Log of a negative number

$e^{πi} + 1 = 0$.

$e^{πi} = -1$.

$πi = \log(-1)$.

$\log(-1) + \log(|a|) = \log(-|a|)$.

$\log(-|a|) = \log(|a|)+iπ$.

The standard explanation would go like this:

Any complex number $z$ can be written in polar form: $$z = |z|e^{i\theta}.$$ So, if we want to define the complex logarithm, we do so as follows: $$\log (z) = \log(|z|e^{i\theta}) = \log(|z|) + \log(e^{i\theta}) = \log(|z|) + i\theta.$$ In particular, the logarithm of a negative real number $x$ can then be calculated as $$\log (x) = \log(|x|e^{i\pi}) = \log(|x|) + \log(e^{i\pi}) = \log(|x|) + i\pi.$$

However, this explanation is not sufficient and the logarithm as presented is NOT a well-defined function. The angle $\theta$ is, well, an angle, and hence only defined up to multiples of $2\pi$: $$|z|e^{i\theta} = |z|e^{i(\theta+k2\pi)}$$ for all $k \in \mathbb{Z}$. Therefore, the complex logarithm is only defined up to multiples of $2\pi i$ !

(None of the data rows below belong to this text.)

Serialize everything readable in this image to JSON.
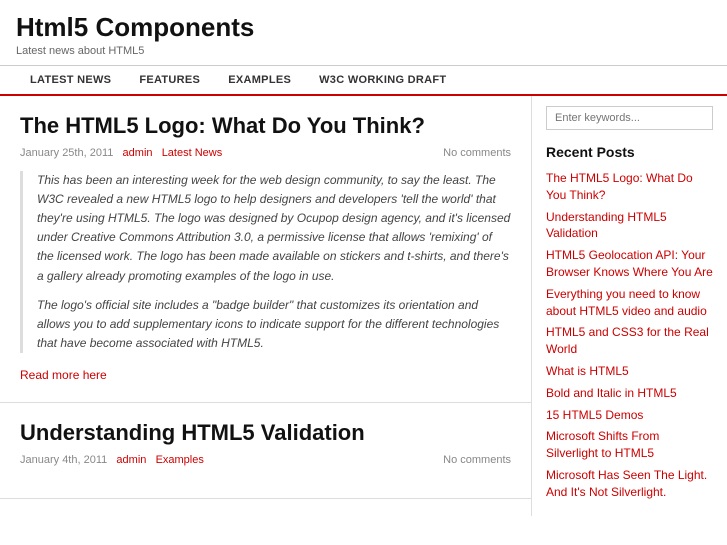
{
  "header": {
    "title": "Html5 Components",
    "subtitle": "Latest news about HTML5"
  },
  "nav": {
    "items": [
      {
        "label": "LATEST NEWS",
        "id": "nav-latest-news"
      },
      {
        "label": "FEATURES",
        "id": "nav-features"
      },
      {
        "label": "EXAMPLES",
        "id": "nav-examples"
      },
      {
        "label": "W3C WORKING DRAFT",
        "id": "nav-w3c"
      }
    ]
  },
  "articles": [
    {
      "title": "The HTML5 Logo: What Do You Think?",
      "date": "January 25th, 2011",
      "author": "admin",
      "category": "Latest News",
      "comments": "No comments",
      "body1": "This has been an interesting week for the web design community, to say the least. The W3C revealed a new HTML5 logo to help designers and developers 'tell the world' that they're using HTML5. The logo was designed by Ocupop design agency, and it's licensed under Creative Commons Attribution 3.0, a permissive license that allows 'remixing' of the licensed work. The logo has been made available on stickers and t-shirts, and there's a gallery already promoting examples of the logo in use.",
      "body2": "The logo's official site includes a \"badge builder\" that customizes its orientation and allows you to add supplementary icons to indicate support for the different technologies that have become associated with HTML5.",
      "read_more": "Read more here"
    },
    {
      "title": "Understanding HTML5 Validation",
      "date": "January 4th, 2011",
      "author": "admin",
      "category": "Examples",
      "comments": "No comments",
      "body1": "",
      "body2": "",
      "read_more": ""
    }
  ],
  "sidebar": {
    "search_placeholder": "Enter keywords...",
    "recent_posts_title": "Recent Posts",
    "recent_posts": [
      {
        "title": "The HTML5 Logo: What Do You Think?"
      },
      {
        "title": "Understanding HTML5 Validation"
      },
      {
        "title": "HTML5 Geolocation API: Your Browser Knows Where You Are"
      },
      {
        "title": "Everything you need to know about HTML5 video and audio"
      },
      {
        "title": "HTML5 and CSS3 for the Real World"
      },
      {
        "title": "What is HTML5"
      },
      {
        "title": "Bold and Italic in HTML5"
      },
      {
        "title": "15 HTML5 Demos"
      },
      {
        "title": "Microsoft Shifts From Silverlight to HTML5"
      },
      {
        "title": "Microsoft Has Seen The Light. And It's Not Silverlight."
      }
    ]
  }
}
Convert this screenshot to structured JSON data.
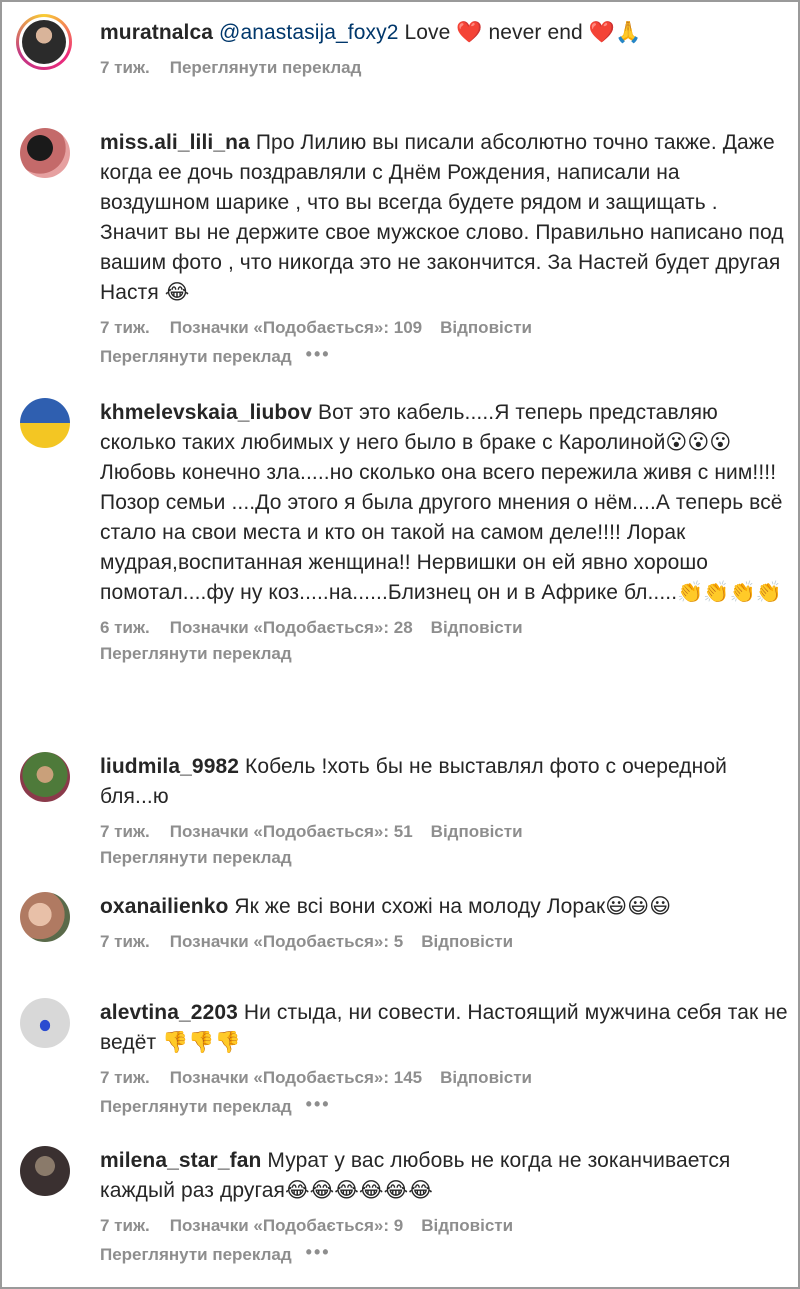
{
  "comments": [
    {
      "user": "muratnalca",
      "mention": "@anastasija_foxy2",
      "text": "Love ❤️ never end ❤️🙏",
      "time": "7 тиж.",
      "likes": "",
      "reply": "",
      "translate": "Переглянути переклад",
      "avatar_color": "#2b2b2b"
    },
    {
      "user": "miss.ali_lili_na",
      "text": "Про Лилию вы писали абсолютно точно также. Даже когда ее дочь поздравляли с Днём Рождения, написали на воздушном шарике , что вы всегда будете рядом и защищать . Значит вы не держите свое мужское слово. Правильно написано под вашим фото , что никогда это не закончится. За Настей будет другая Настя 😂",
      "time": "7 тиж.",
      "likes": "Позначки «Подобається»: 109",
      "reply": "Відповісти",
      "translate": "Переглянути переклад",
      "avatar_color": "#7a3b3b"
    },
    {
      "user": "khmelevskaia_liubov",
      "text": "Вот это кабель.....Я теперь представляю сколько таких любимых у него было в браке с Каролиной😮😮😮 Любовь конечно зла.....но сколько она всего пережила живя с ним!!!! Позор семьи ....До этого я была другого мнения о нём....А теперь всё стало на свои места и кто он такой на самом деле!!!! Лорак мудрая,воспитанная женщина!! Нервишки он ей явно хорошо помотал....фу ну коз.....на......Близнец он и в Африке бл.....👏👏👏👏",
      "time": "6 тиж.",
      "likes": "Позначки «Подобається»: 28",
      "reply": "Відповісти",
      "translate": "Переглянути переклад",
      "avatar_color": "#2f5fb0"
    },
    {
      "user": "liudmila_9982",
      "text": "Кобель !хоть бы не выставлял фото с очередной бля...ю",
      "time": "7 тиж.",
      "likes": "Позначки «Подобається»: 51",
      "reply": "Відповісти",
      "translate": "Переглянути переклад",
      "avatar_color": "#4e7a3a"
    },
    {
      "user": "oxanailienko",
      "text": "Як же всі вони схожі на молоду Лорак😃😃😃",
      "time": "7 тиж.",
      "likes": "Позначки «Подобається»: 5",
      "reply": "Відповісти",
      "translate": "",
      "avatar_color": "#b07a62"
    },
    {
      "user": "alevtina_2203",
      "text": "Ни стыда, ни совести. Настоящий мужчина себя так не ведёт 👎👎👎",
      "time": "7 тиж.",
      "likes": "Позначки «Подобається»: 145",
      "reply": "Відповісти",
      "translate": "Переглянути переклад",
      "avatar_color": "#c9c9c9"
    },
    {
      "user": "milena_star_fan",
      "text": "Мурат у вас любовь не когда не зоканчивается каждый раз другая😂😂😂😂😂😂",
      "time": "7 тиж.",
      "likes": "Позначки «Подобається»: 9",
      "reply": "Відповісти",
      "translate": "Переглянути переклад",
      "avatar_color": "#3a3030"
    }
  ],
  "colors": {
    "username": "#262626",
    "meta": "#8e8e8e",
    "mention": "#00376b",
    "heart": "#e8202f"
  },
  "icons": {
    "more": "more-dots-icon"
  }
}
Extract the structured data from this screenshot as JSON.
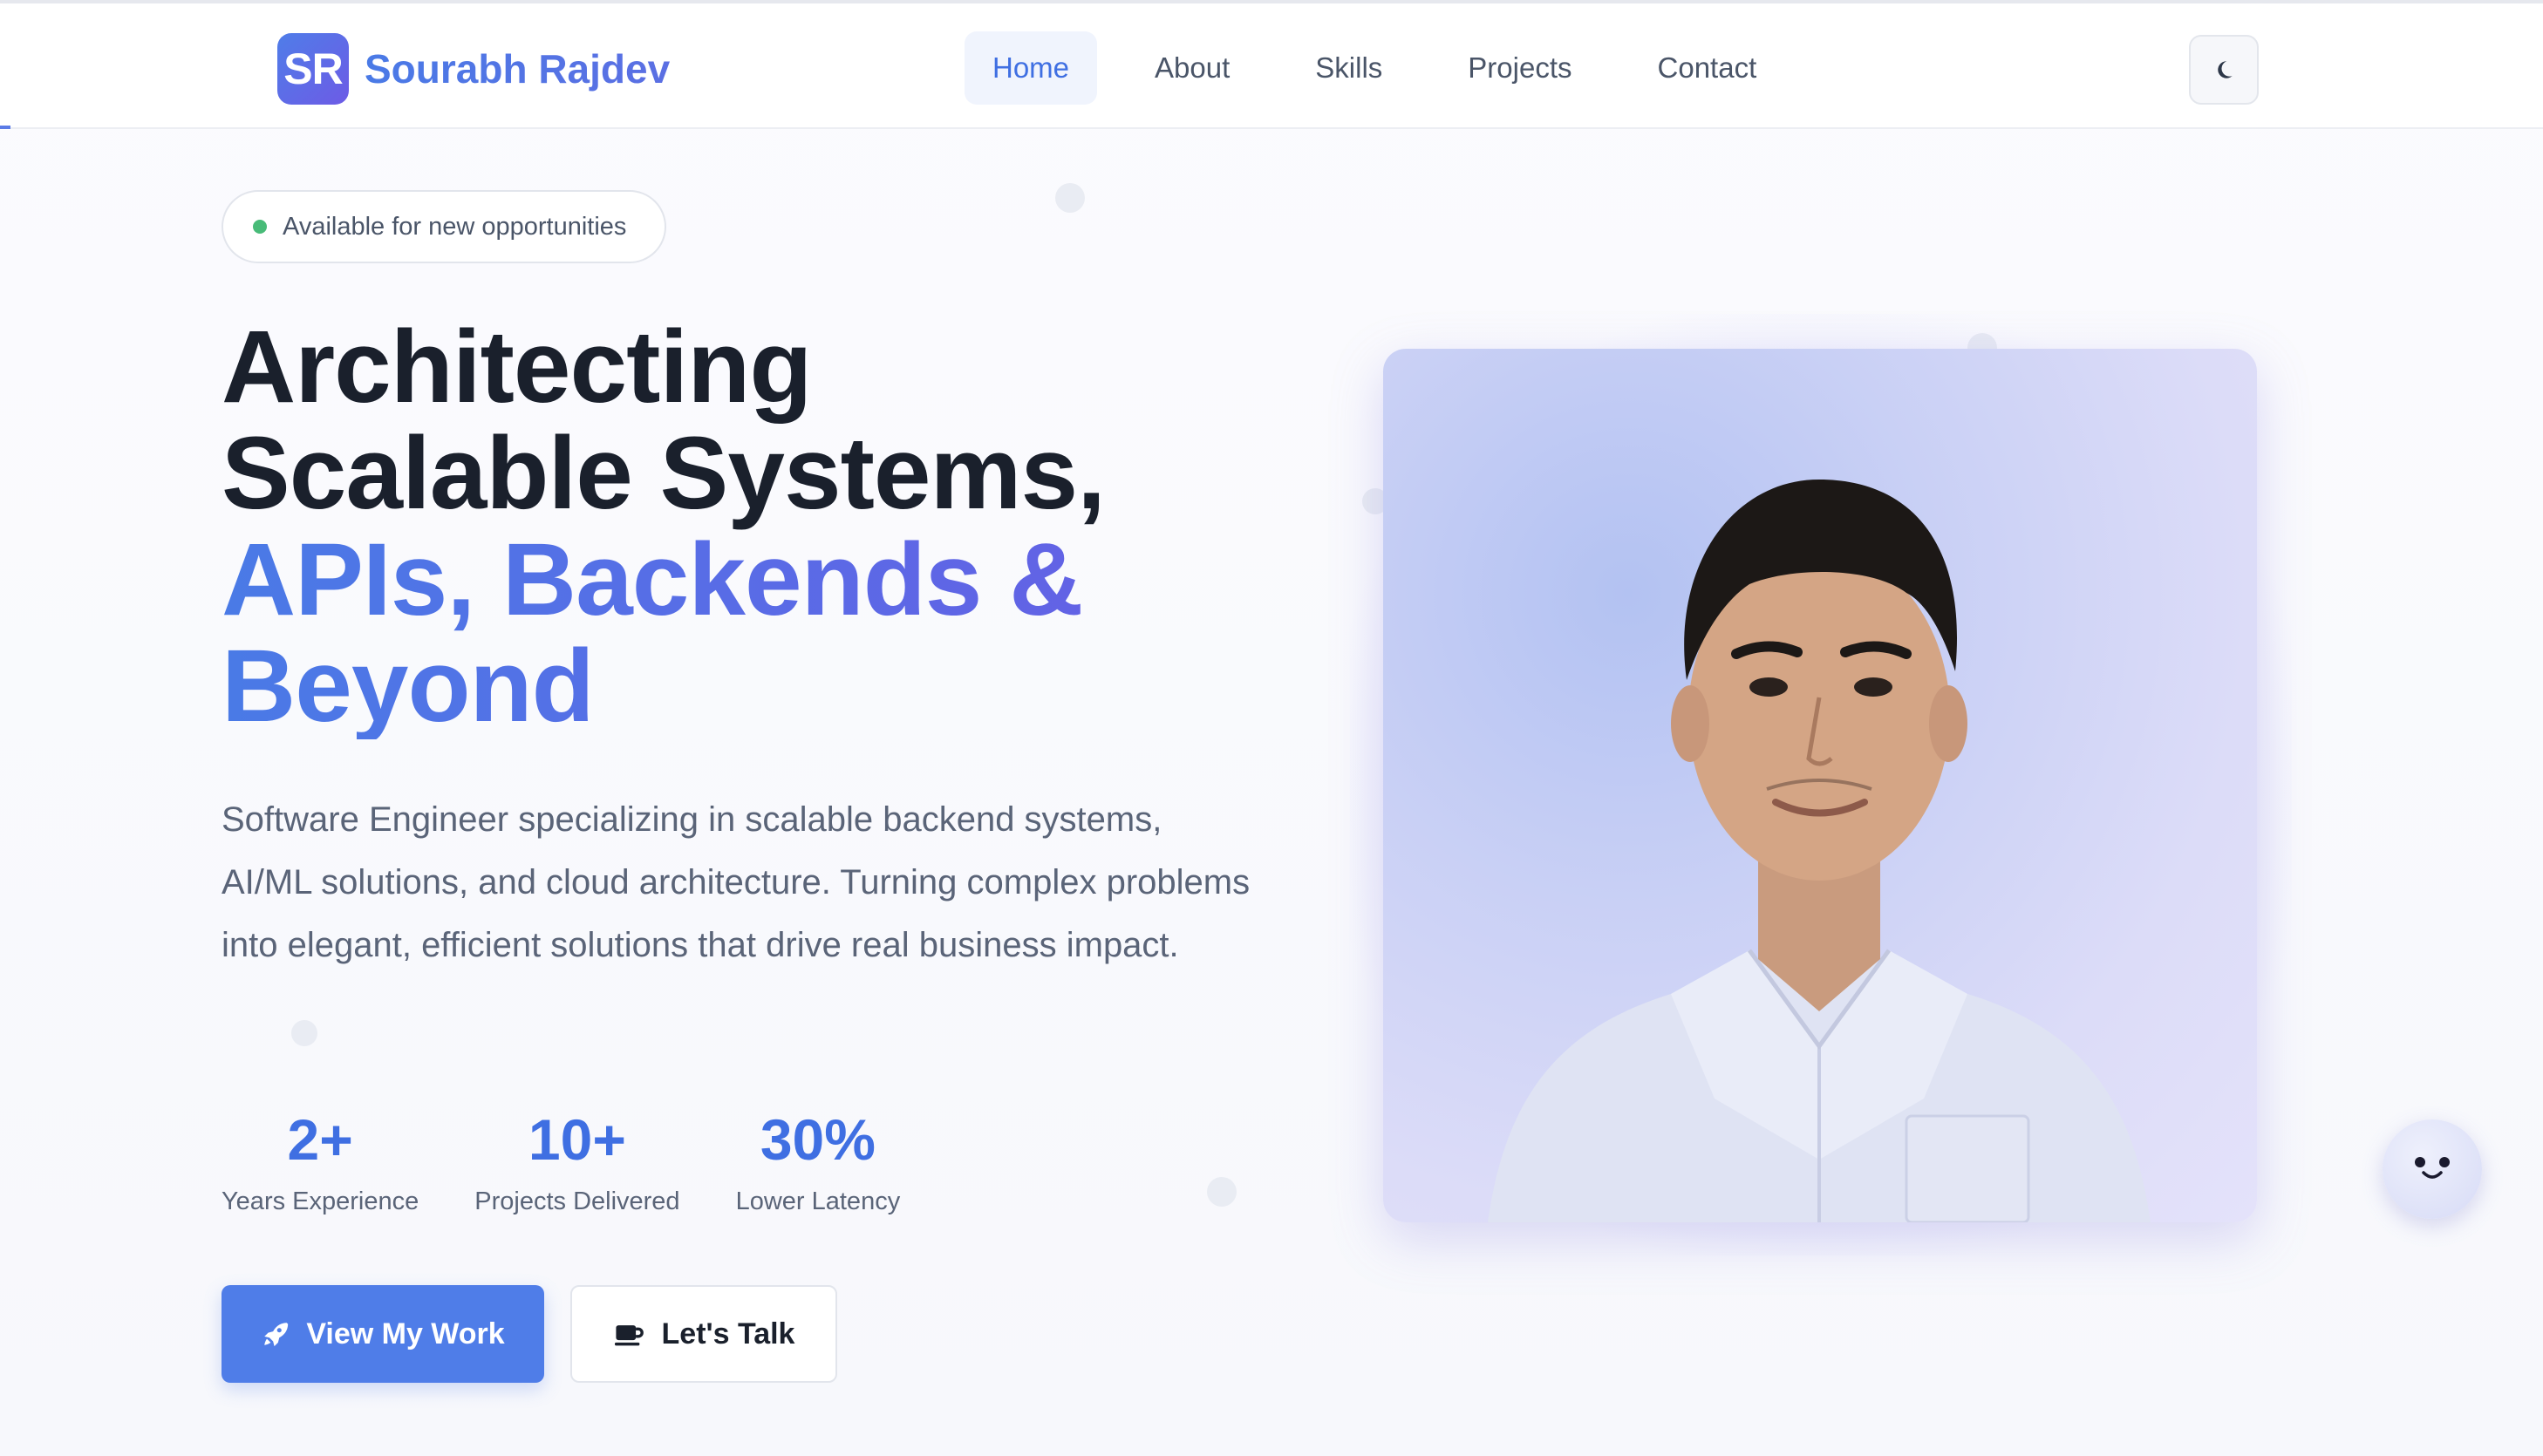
{
  "nav": {
    "logo_initials": "SR",
    "brand_name": "Sourabh Rajdev",
    "links": [
      {
        "label": "Home",
        "active": true
      },
      {
        "label": "About",
        "active": false
      },
      {
        "label": "Skills",
        "active": false
      },
      {
        "label": "Projects",
        "active": false
      },
      {
        "label": "Contact",
        "active": false
      }
    ],
    "theme_toggle_icon": "moon-icon"
  },
  "hero": {
    "badge_text": "Available for new opportunities",
    "headline_lines": [
      "Architecting",
      "Scalable Systems,",
      "APIs, Backends &",
      "Beyond"
    ],
    "description": "Software Engineer specializing in scalable backend systems, AI/ML solutions, and cloud architecture. Turning complex problems into elegant, efficient solutions that drive real business impact.",
    "stats": [
      {
        "value": "2+",
        "label": "Years Experience"
      },
      {
        "value": "10+",
        "label": "Projects Delivered"
      },
      {
        "value": "30%",
        "label": "Lower Latency"
      }
    ],
    "primary_button": "View My Work",
    "secondary_button": "Let's Talk",
    "primary_button_icon": "rocket-icon",
    "secondary_button_icon": "coffee-icon"
  },
  "chat_widget_icon": "smile-icon",
  "colors": {
    "accent": "#4f7de8",
    "accent_purple": "#6a5be5",
    "dark_text": "#1a202c",
    "muted_text": "#5a6478",
    "status_green": "#48bb78"
  }
}
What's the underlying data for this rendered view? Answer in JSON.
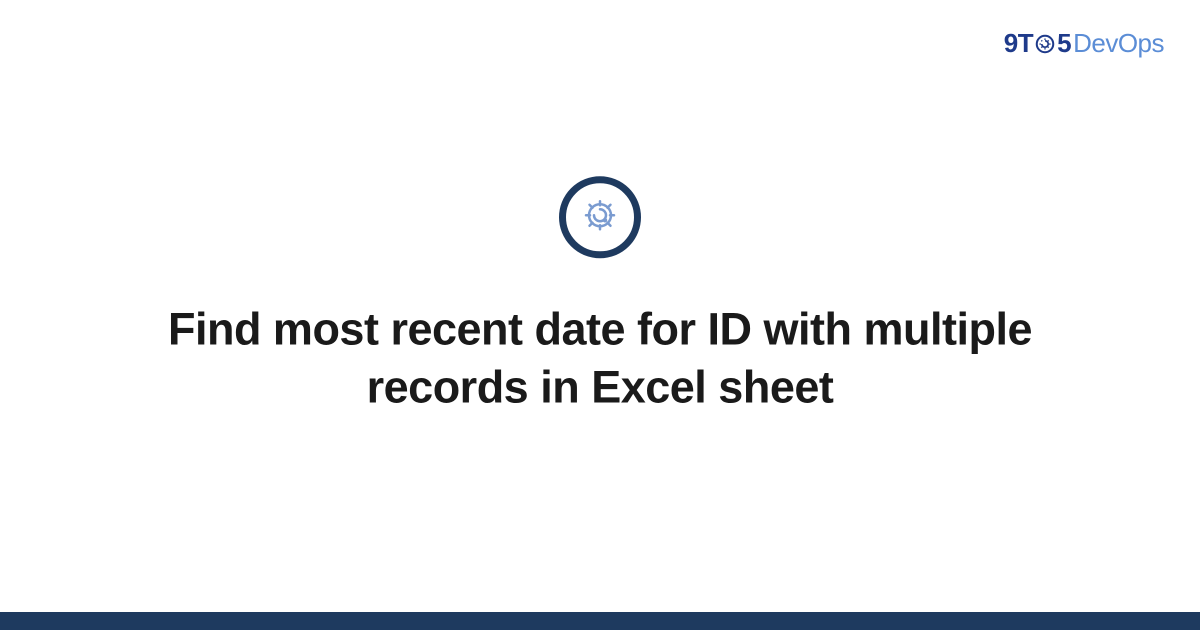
{
  "logo": {
    "nine": "9",
    "t": "T",
    "five": "5",
    "devops": "DevOps"
  },
  "title": "Find most recent date for ID with multiple records in Excel sheet",
  "colors": {
    "darkBlue": "#1e3a5f",
    "lightBlue": "#5b8dd6",
    "navyBlue": "#1e3a8a"
  }
}
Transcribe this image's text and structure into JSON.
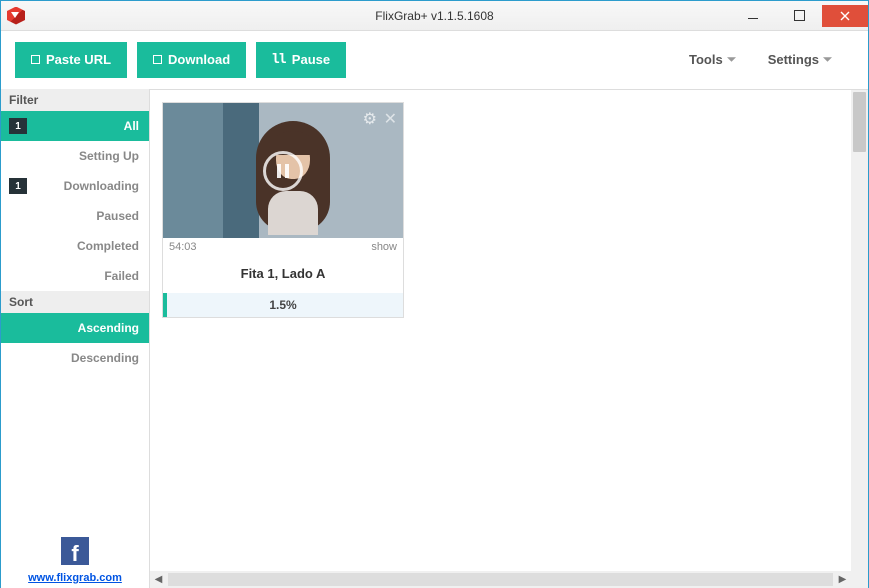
{
  "window": {
    "title": "FlixGrab+ v1.1.5.1608"
  },
  "toolbar": {
    "paste": "Paste URL",
    "download": "Download",
    "pause": "Pause",
    "tools": "Tools",
    "settings": "Settings"
  },
  "sidebar": {
    "filter_header": "Filter",
    "sort_header": "Sort",
    "filters": {
      "all": {
        "label": "All",
        "count": "1"
      },
      "setting_up": {
        "label": "Setting Up"
      },
      "downloading": {
        "label": "Downloading",
        "count": "1"
      },
      "paused": {
        "label": "Paused"
      },
      "completed": {
        "label": "Completed"
      },
      "failed": {
        "label": "Failed"
      }
    },
    "sort": {
      "asc": "Ascending",
      "desc": "Descending"
    }
  },
  "footer": {
    "link": "www.flixgrab.com"
  },
  "card": {
    "duration": "54:03",
    "action": "show",
    "title": "Fita 1, Lado A",
    "progress": "1.5%"
  }
}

For example: $$\log (x) = \log(|x|e^{i\frac{3}{2}\pi}) = \log(|x|) + \log(e^{i\frac{3}{2}\pi}) = \log(|x|) + i\frac{3}{2}\pi,$$ or maybe $$\log (x) = \log(|x|e^{-i\frac{177}{2}\pi}) = \log(|x|) + \log(e^{-i\frac{177}{2}\pi}) = \log(|x|) - i\frac{177}{2}\pi.$$ But clearly $\pi \neq \frac{3}{2}\pi \neq -\frac{177}{2}\pi$. The point is: the complex logarithm is not a function, but what we call a multivalued function. To turn it into a proper function, we must restrict what $\theta$ is allowed to be, for example $\theta \in (-\pi,\pi]$. This is called the principal complex logarithm and is usually denoted by $\operatorname{Log}$ (capital L).

Technically, it doesn't matter to what range you restrict $\theta$, as long as the resulting logarithm is a proper function (not a multivalued function) and you are consistent in your restriction of $\theta$. For example, the following "proof" can be obtained if you're sloppy: \begin{align} e^{\pi i} = -1 & \implies (e^{\pi i})^2 = (-1)^2 & \text{ (square both sides)}\\ & \implies e^{2\pi i} = 1 & \text{ (calculate the squares)}\\ & \implies \log (e^{2\pi i}) = \log(1) & \text{ (take the logarithm)}\\ & \implies 2\pi i = 0 & \text{ (calculate the logarithms)} \end{align} Clearly this is wrong!